The ROC curve analysis for biochemical and ultrasound parameters underscores the utility of combining multiple diagnostic factors to improve AKI detection and mortality prediction. In both scenarios, the combined models outperformed individual parameters, as demonstrated by Banegas-Deras et al., Onwuka et al., and Popov et al., suggesting an integrative approach enhances clinical decision-making [18, 19, 24]. For AKI detection, the combined model achieved the highest AUC of 0.90, surpassing individual markers. Serum creatinine (AUC = 0.85) and the renal resistive index (AUC = 0.82) were the strongest predictors, confirming their reliability as kidney function indicators [18, 19, 24]. Urine output (AUC = 0.81) and the E/E’ ratio (AUC = 0.80) also contributed valuable insights, while RAP (AUC = 0.70) and potassium (AUC = 0.76) showed lower predictive power. This variability highlights the need for comprehensive diagnostic models in AKI diagnosis [26, 27].

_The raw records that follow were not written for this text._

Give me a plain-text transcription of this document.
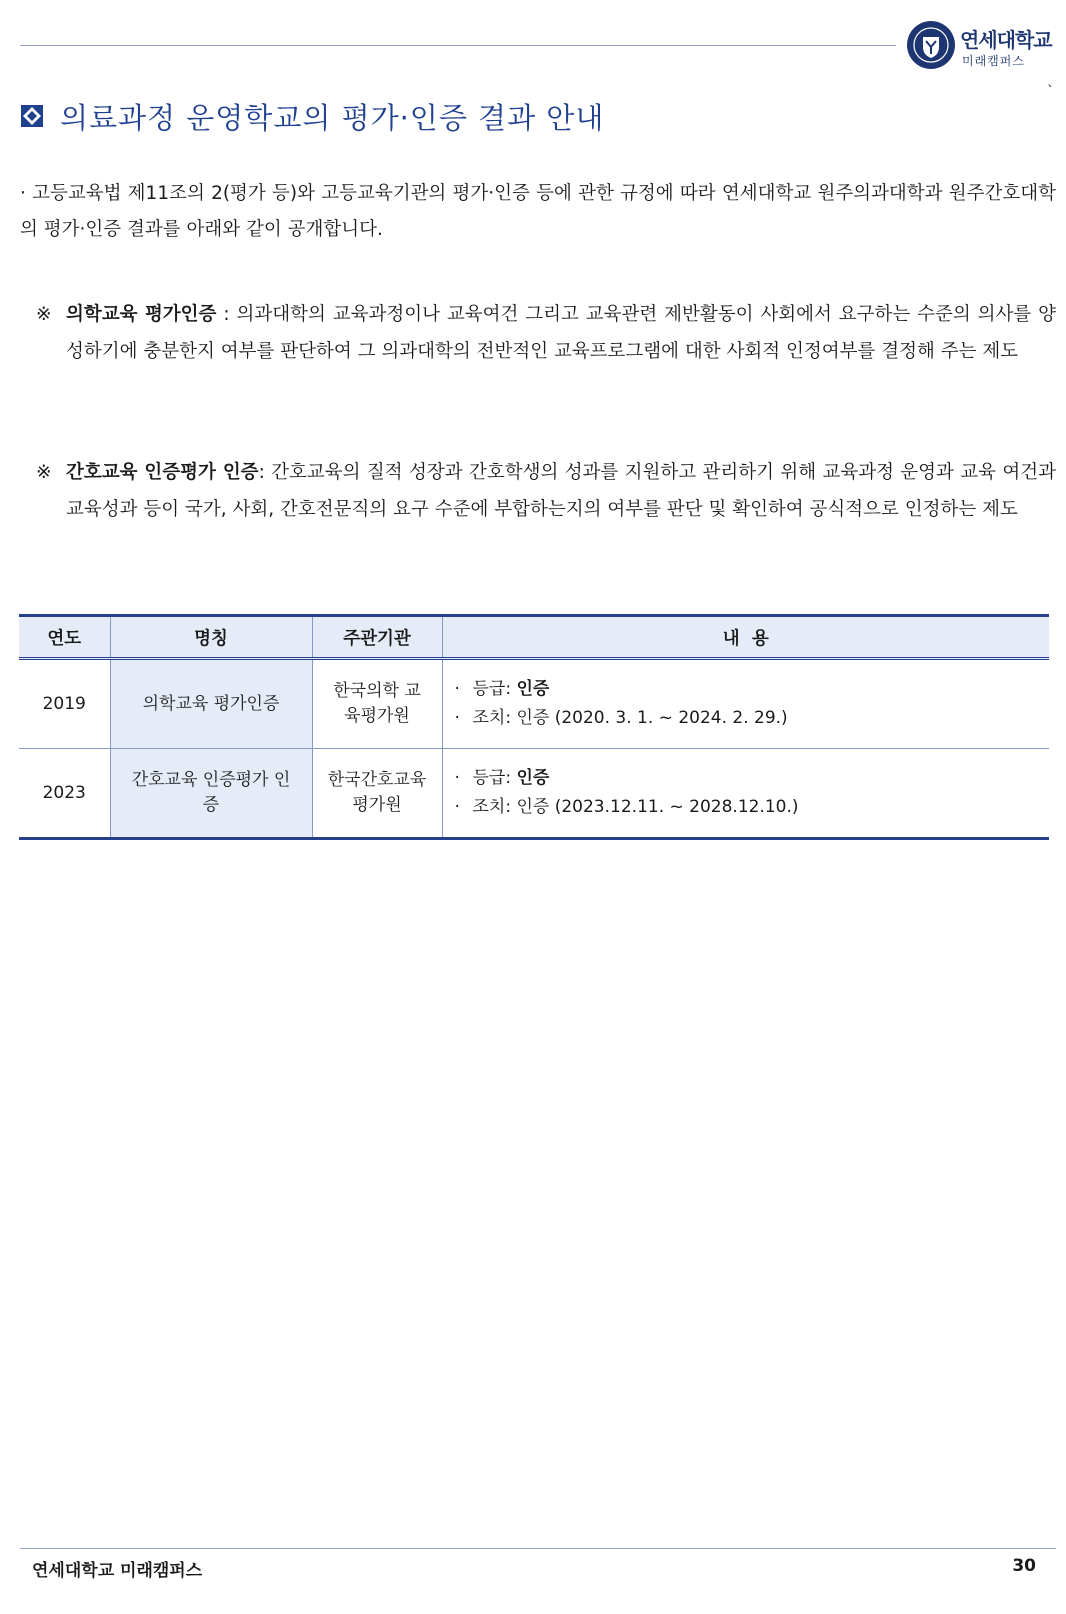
연세대학교
미래캠퍼스
`
의료과정 운영학교의 평가·인증 결과 안내
· 고등교육법 제11조의 2(평가 등)와 고등교육기관의 평가·인증 등에 관한 규정에 따라 연세대학교 원주의과대학과 원주간호대학의 평가·인증 결과를 아래와 같이 공개합니다.
※ 의학교육 평가인증 : 의과대학의 교육과정이나 교육여건 그리고 교육관련 제반활동이 사회에서 요구하는 수준의 의사를 양성하기에 충분한지 여부를 판단하여 그 의과대학의 전반적인 교육프로그램에 대한 사회적 인정여부를 결정해 주는 제도
※ 간호교육 인증평가 인증: 간호교육의 질적 성장과 간호학생의 성과를 지원하고 관리하기 위해 교육과정 운영과 교육 여건과 교육성과 등이 국가, 사회, 간호전문직의 요구 수준에 부합하는지의 여부를 판단 및 확인하여 공식적으로 인정하는 제도
연도	명칭	주관기관	내  용
2019	의학교육 평가인증	한국의학 교육평가원	· 등급: 인증
· 조치: 인증 (2020. 3. 1. ~ 2024. 2. 29.)

2023	간호교육 인증평가 인증	한국간호교육 평가원	· 등급: 인증
· 조치: 인증 (2023.12.11. ~ 2028.12.10.)
연세대학교 미래캠퍼스	30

For mortality prediction, the combined model demonstrated superior performance with an AUC of 0.88. Serum creatinine remained the strongest individual predictor (AUC = 0.85), followed by RI (AUC = 0.82) and urine output (AUC = 0.80), as supported by Kellum et al. and Onwuka et al [19, 26]. While the E/E’ ratio and IVC diameter performed well (AUC = 0.80 and 0.78), hepatic venous flow (AUC = 0.76) was less predictive, indicating its secondary role. These results emphasize that combining biochemical and ultrasound parameters provides a holistic assessment, leading to improved prediction outcomes [18].

 

Limitations

This study’s limitations include small sample size, single-centre design, and potential institutional biases and specific patient characteristics, which may limit generalizability. Future research should involve larger, multicentre cohorts with extended follow-up and more detailed comorbidity analysis in AKI progression.

 

Conclusion

The analysis revealed significant correlations between AKI stages and various biochemical and ultrasound markers, such as the renal resistive index, inferior vena cava diameter, and cardiac function parameters. These markers closely correlate with patient outcomes, particularly the risk of mortality, with Stage 3 AKI identified as the strongest independent predictor of death. Integrating clinical, ultrasound parameters with biochemical and hemodynamic data offers valuable prognostic insights. This comprehensive approach enhances risk stratification, informing clinical decision-making and potentially improving patient management strategies.

 

Data availability

All data generated or analyzed during this study are included in this article. Further enquiries can be directed to the corresponding author

 

Abbreviations:

DLD: Decompensated Liver Disease; AKI: Acute Kidney Injury; HRS: Hepato Renal Syndrome; RAP: Right Atrial Pressure; RVH: Right Ventricular Hypertrophy; IVC: Inferior Vena Cava; LVDD: Left Ventricular Diastolic Dysfunction; E/E’ ratio: Ratio of early mitral inflow velocity (E) and early diastolic mitral annular velocity (E’); PSV: Peak Systolic Velocity; EDV: End-Diastolic Velocity; RI: Resistive Index; CKD: Chronic Kidney Disease;

ATN: Acute Tubular Necrosis; AST: aspartate aminotransferase; ALT: alanine transaminase.